Barron issued a statement to the Penn State community, saying some senior university leaders see a need for such a review.
In previous interviews, Barron had emphasized the need to focus on individual actions rather than blaming an entire institution.
Kappa Delta Rho was suspended for a year by its national organization over allegations that members shared frat house photos of nude and partly nude women on a private, invitation-only Facebook page. The nude photos include some of women who appear to be asleep or passed out.
Barron says some students could be expelled over the pictures.
Eric Barron said of the webpage: "It's very sad, and it's very offensive.''
Police in State College are investigating the allegations.
According to a warrant, the invitation-only page had 144 active members, including students and alumni.
Police said some of the photos they had seen showed women in "sexual or embarrassing positions.''
While some of the women photographed appeared to be aware their pictures were being taken, others did not, police said in court documents.
Barron says the university is working with police to determine the number of offenders and victims and will hold those responsible accountable for what they did.
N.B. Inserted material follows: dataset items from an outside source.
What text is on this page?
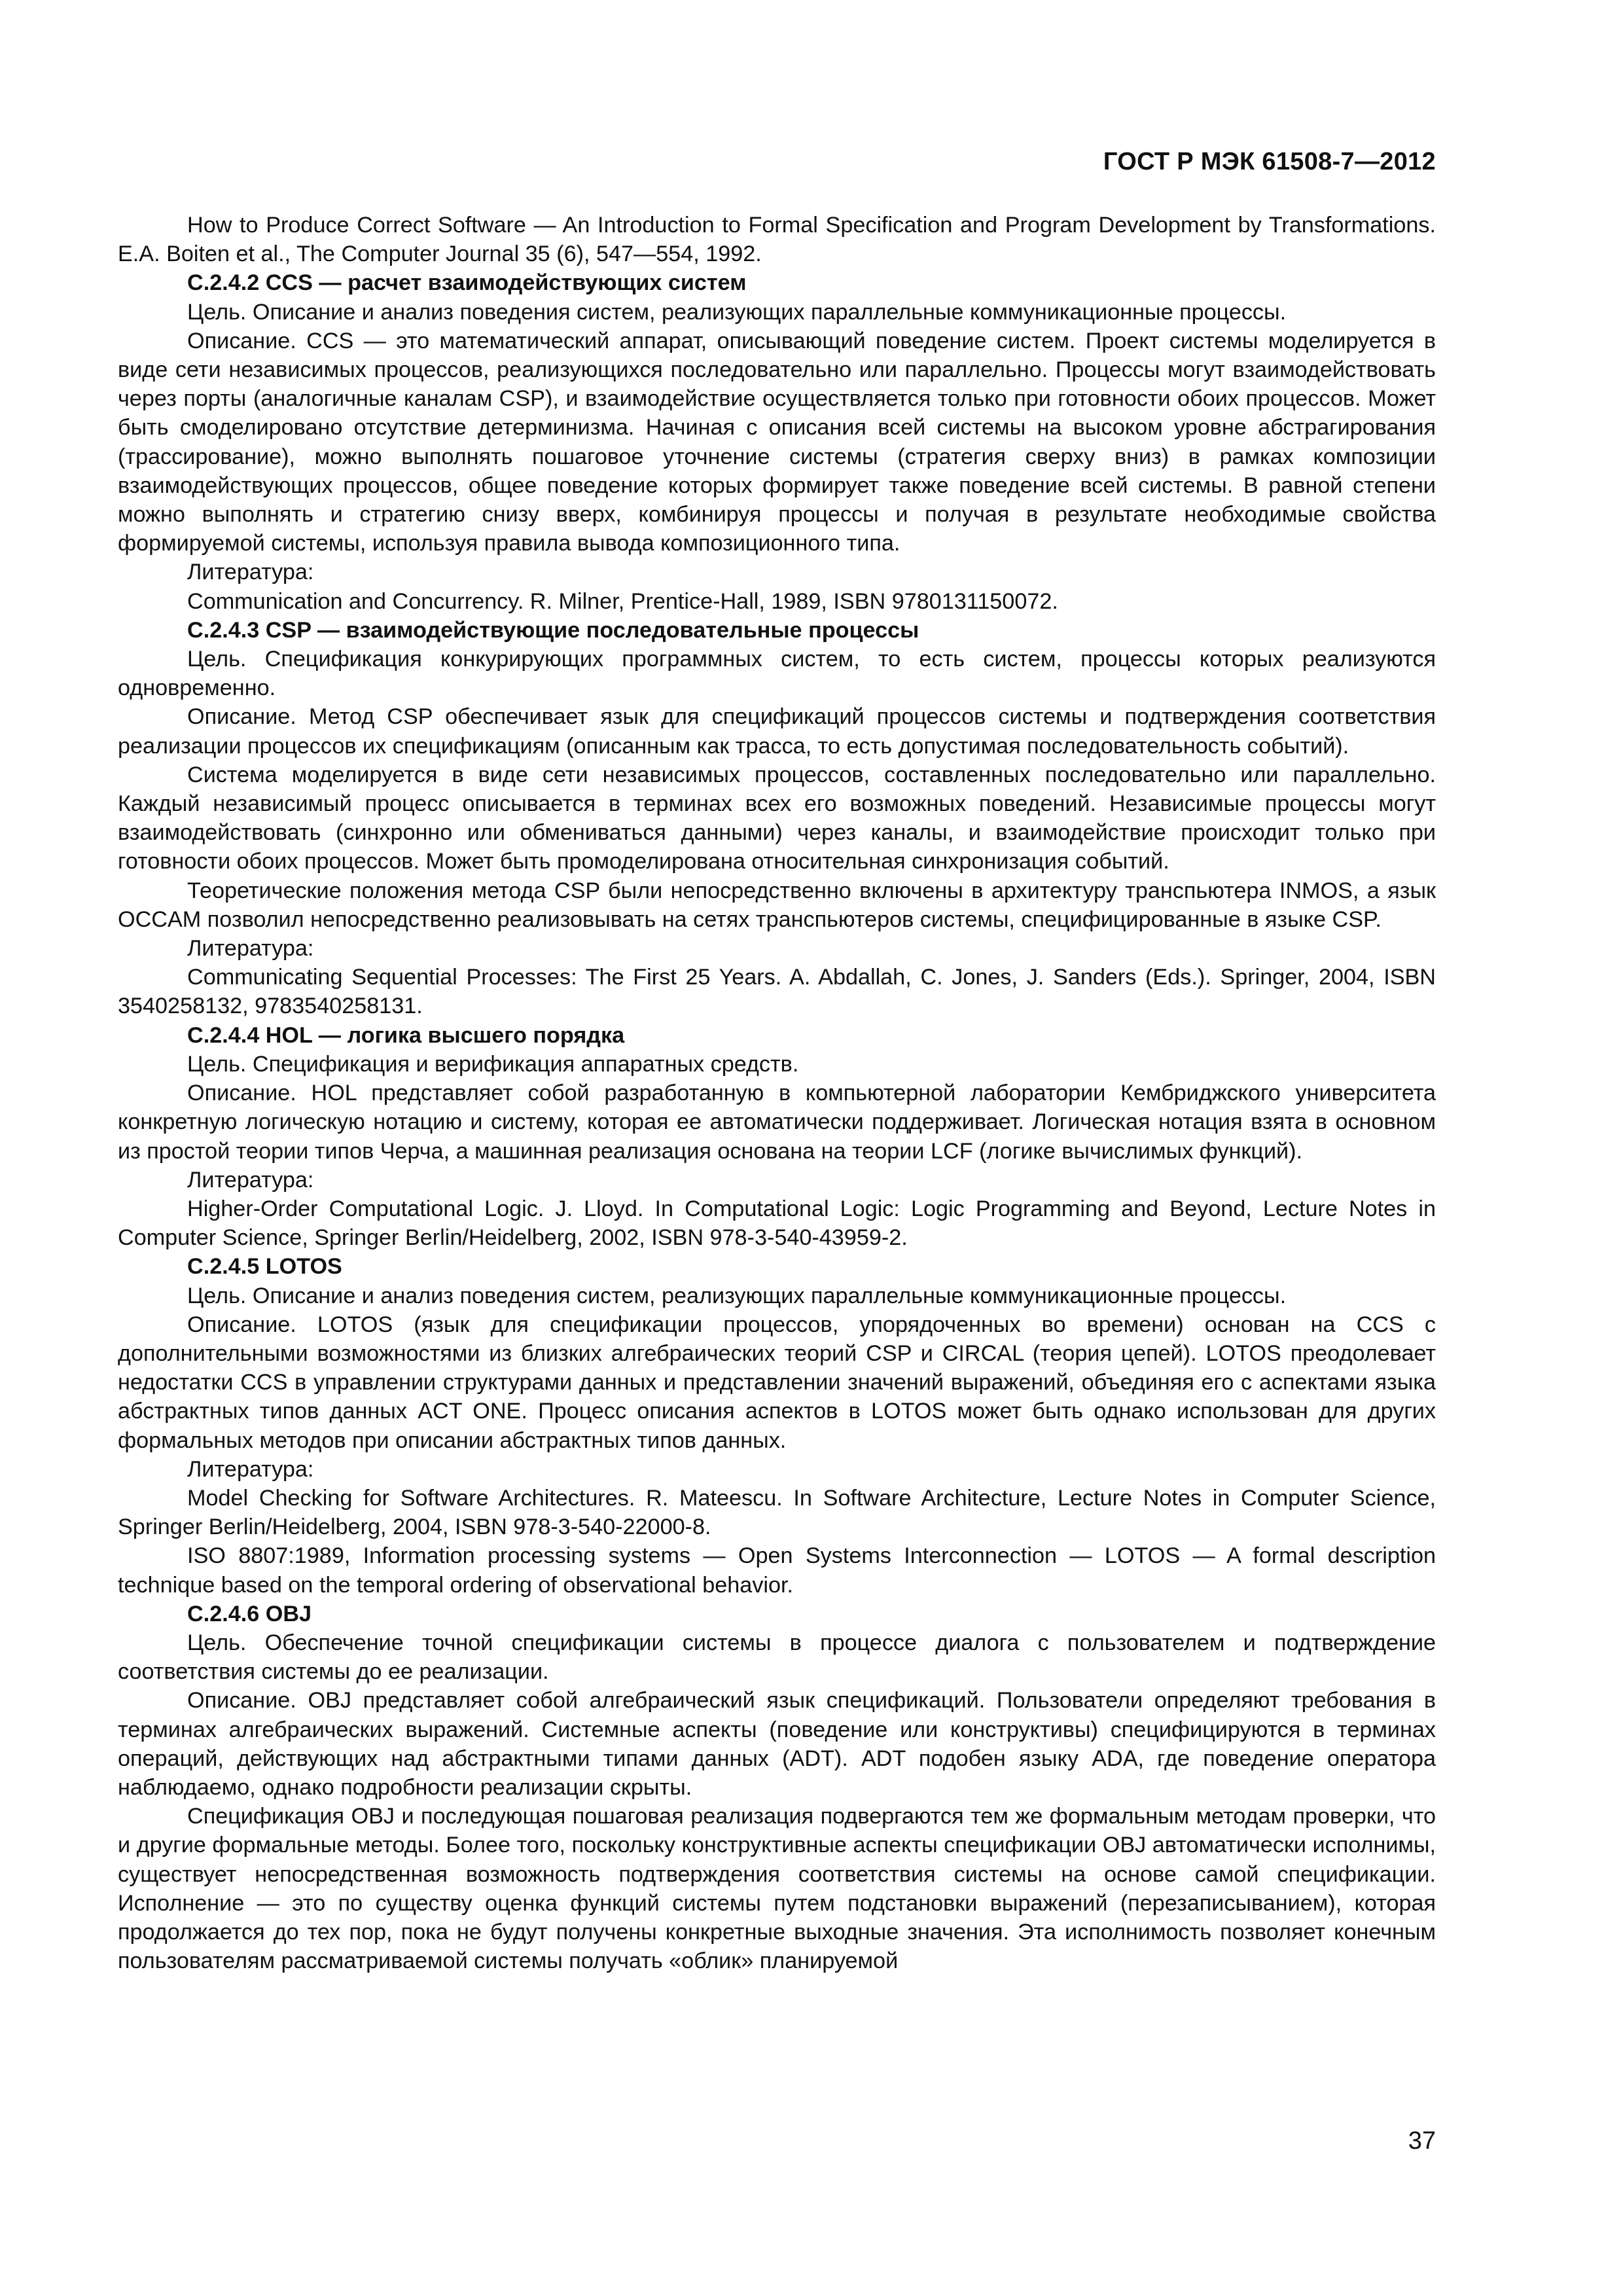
ГОСТ Р МЭК 61508-7—2012

How to Produce Correct Software — An Introduction to Formal Specification and Program Development by Transformations. E.A. Boiten et al., The Computer Journal 35 (6), 547—554, 1992.

C.2.4.2 CCS — расчет взаимодействующих систем

Цель. Описание и анализ поведения систем, реализующих параллельные коммуникационные процессы.

Описание. CCS — это математический аппарат, описывающий поведение систем. Проект системы моделируется в виде сети независимых процессов, реализующихся последовательно или параллельно. Процессы могут взаимодействовать через порты (аналогичные каналам CSP), и взаимодействие осуществляется только при готовности обоих процессов. Может быть смоделировано отсутствие детерминизма. Начиная с описания всей системы на высоком уровне абстрагирования (трассирование), можно выполнять пошаговое уточнение системы (стратегия сверху вниз) в рамках композиции взаимодействующих процессов, общее поведение которых формирует также поведение всей системы. В равной степени можно выполнять и стратегию снизу вверх, комбинируя процессы и получая в результате необходимые свойства формируемой системы, используя правила вывода композиционного типа.

Литература:

Communication and Concurrency. R. Milner, Prentice-Hall, 1989, ISBN 9780131150072.

C.2.4.3 CSP — взаимодействующие последовательные процессы

Цель. Спецификация конкурирующих программных систем, то есть систем, процессы которых реализуются одновременно.

Описание. Метод CSP обеспечивает язык для спецификаций процессов системы и подтверждения соответствия реализации процессов их спецификациям (описанным как трасса, то есть допустимая последовательность событий).

Система моделируется в виде сети независимых процессов, составленных последовательно или параллельно. Каждый независимый процесс описывается в терминах всех его возможных поведений. Независимые процессы могут взаимодействовать (синхронно или обмениваться данными) через каналы, и взаимодействие происходит только при готовности обоих процессов. Может быть промоделирована относительная синхронизация событий.

Теоретические положения метода CSP были непосредственно включены в архитектуру транспьютера INMOS, а язык OCCAM позволил непосредственно реализовывать на сетях транспьютеров системы, специфицированные в языке CSP.

Литература:

Communicating Sequential Processes: The First 25 Years. A. Abdallah, C. Jones, J. Sanders (Eds.). Springer, 2004, ISBN 3540258132, 9783540258131.

C.2.4.4 HOL — логика высшего порядка

Цель. Спецификация и верификация аппаратных средств.

Описание. HOL представляет собой разработанную в компьютерной лаборатории Кембриджского университета конкретную логическую нотацию и систему, которая ее автоматически поддерживает. Логическая нотация взята в основном из простой теории типов Черча, а машинная реализация основана на теории LCF (логике вычислимых функций).

Литература:

Higher-Order Computational Logic. J. Lloyd. In Computational Logic: Logic Programming and Beyond, Lecture Notes in Computer Science, Springer Berlin/Heidelberg, 2002, ISBN 978-3-540-43959-2.

C.2.4.5 LOTOS

Цель. Описание и анализ поведения систем, реализующих параллельные коммуникационные процессы.

Описание. LOTOS (язык для спецификации процессов, упорядоченных во времени) основан на CCS с дополнительными возможностями из близких алгебраических теорий CSP и CIRCAL (теория цепей). LOTOS преодолевает недостатки CCS в управлении структурами данных и представлении значений выражений, объединяя его с аспектами языка абстрактных типов данных ACT ONE. Процесс описания аспектов в LOTOS может быть однако использован для других формальных методов при описании абстрактных типов данных.

Литература:

Model Checking for Software Architectures. R. Mateescu. In Software Architecture, Lecture Notes in Computer Science, Springer Berlin/Heidelberg, 2004, ISBN 978-3-540-22000-8.

ISO 8807:1989, Information processing systems — Open Systems Interconnection — LOTOS — A formal description technique based on the temporal ordering of observational behavior.

C.2.4.6 OBJ

Цель. Обеспечение точной спецификации системы в процессе диалога с пользователем и подтверждение соответствия системы до ее реализации.

Описание. OBJ представляет собой алгебраический язык спецификаций. Пользователи определяют требования в терминах алгебраических выражений. Системные аспекты (поведение или конструктивы) специфицируются в терминах операций, действующих над абстрактными типами данных (ADT). ADT подобен языку ADA, где поведение оператора наблюдаемо, однако подробности реализации скрыты.

Спецификация OBJ и последующая пошаговая реализация подвергаются тем же формальным методам проверки, что и другие формальные методы. Более того, поскольку конструктивные аспекты спецификации OBJ автоматически исполнимы, существует непосредственная возможность подтверждения соответствия системы на основе самой спецификации. Исполнение — это по существу оценка функций системы путем подстановки выражений (перезаписыванием), которая продолжается до тех пор, пока не будут получены конкретные выходные значения. Эта исполнимость позволяет конечным пользователям рассматриваемой системы получать «облик» планируемой

37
"This is the kind of behavior that can get someone expelled,'' he said.
Police have said they have identified at least two photographs that could lead to criminal charges but the investigation is ongoing.
A young man who answered the door earlier this week at Kappa Delta Rho said the fraternity had no comment.
No-trespassing signs were posted by Wednesday.
Police were tipped off about the Facebook account on January 18 by a former fraternity member who shared printouts of some of the pictures.
The printouts were included in some of the court documents provided Tuesday to news outlets -- a move police later said was a mistake.
Police said anyone who posted the photos could face misdemeanor charges of harassment or invasion of privacy, with a fine being the most likely penalty.
They also added they expected some women would only want to have the photos removed and not press charges.
More than 4,000 undergraduates at the State College campus belong to one of the 50 fraternity chapters governed by the Interfraternity Council.